Seven vertices are chosen in each of two congruent regular 16-gons. Prove that these polygons can be placed one atop another in such a way that at least four chosen vertices of one polygon coincide with some of the chosen vertices of the other one.
If possible, please provide a detailed explanation of the solution.
There are 16 ways (if no flip is allowed) to place one polygon on top of the other. For each way count the number of matching pairs. This gives numbers $a_1, \ldots, a_{16}$. Now each chosen position from one polygon will match exactly seven times with some position of the other. Therefore $\sum_k a_k = 7\cdot 7=49$. This means that $a_k \geq 4$ for at least one index $k$ since $16\cdot 3$ is only $48$.
An explanation of the numbers in the problem.

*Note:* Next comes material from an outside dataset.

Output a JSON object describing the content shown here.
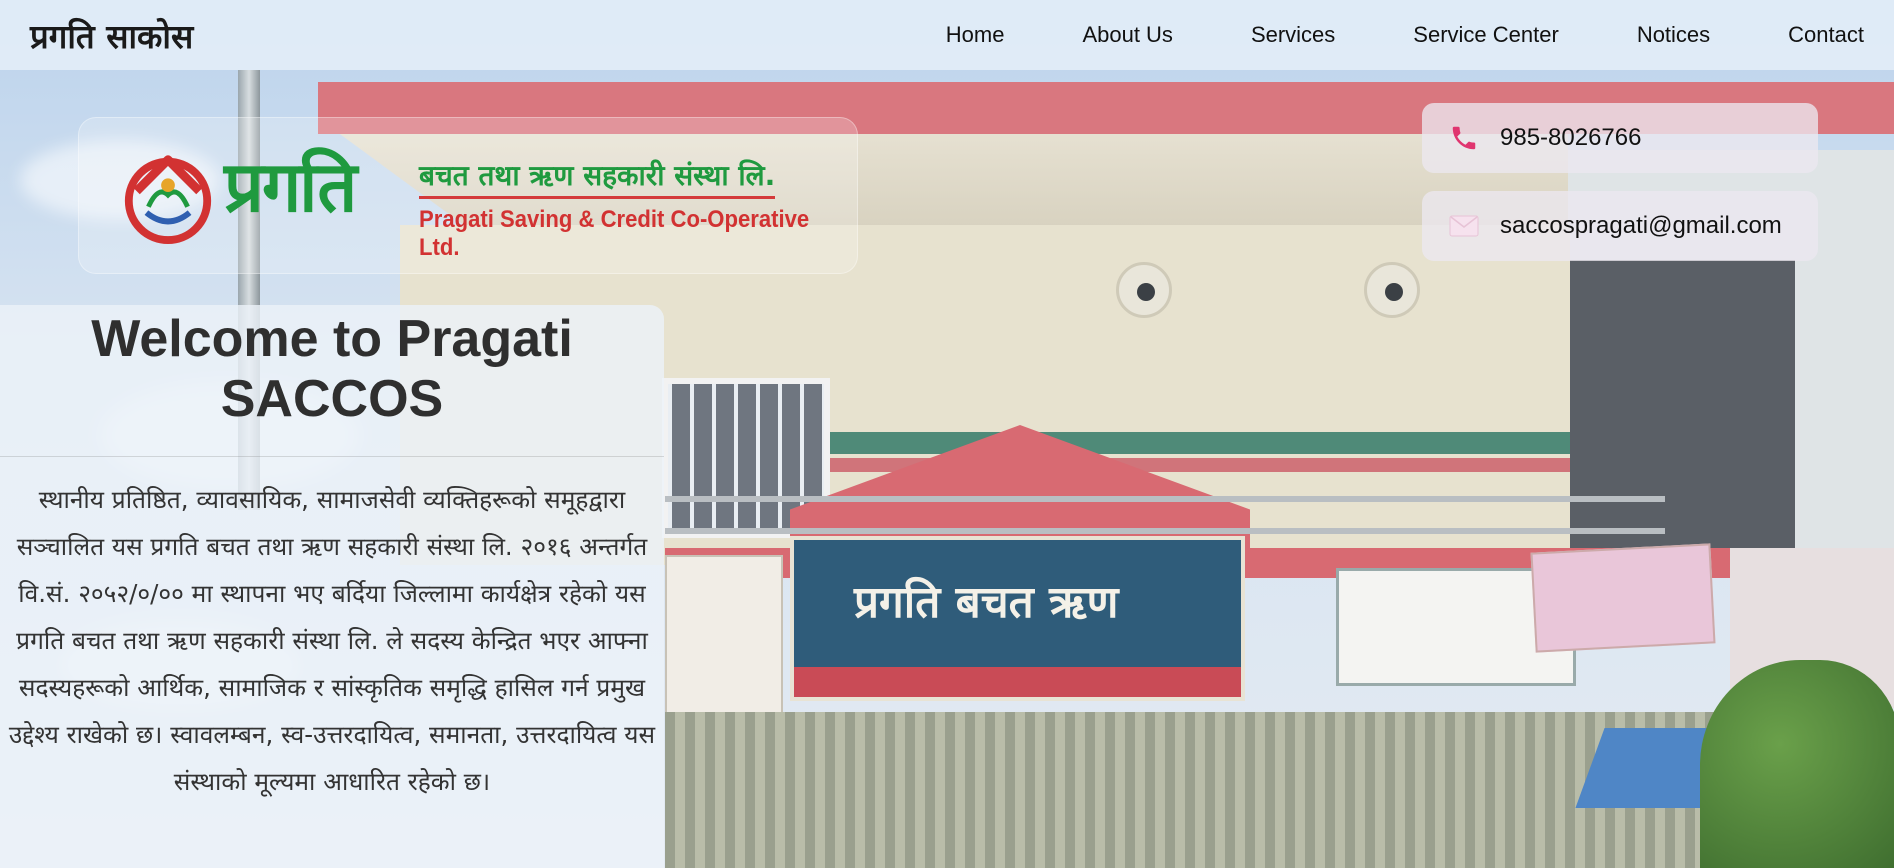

For two random (independent, uniform) subsets of size $k$ from an $n$ element set, the expected size of their intersection is $\frac{k^2}{n}$. Here $k=7$ and $n=16$, and the average intersection size is $49/16$, which is slightly more than $3$, so that above-average intersections have $4$ or more elements.
In this question, you have rotations that can be used to adjust the relative position of the two sets, and problem is essentially to show that this repositioning can be done in a way that the intersection is larger ($\geq$) than average. Of course you can arrange for it to be larger than the average over all rotated placements, but the point is to make it larger than the average over all random placements. The calculations of "average" in its two meanings are almost identical, and the answers are equal.
Thus, to force intersection size of at least $s$ one needs $k^2 \geq (s-1)n+1$ with the most interesting cases happening when there is equality.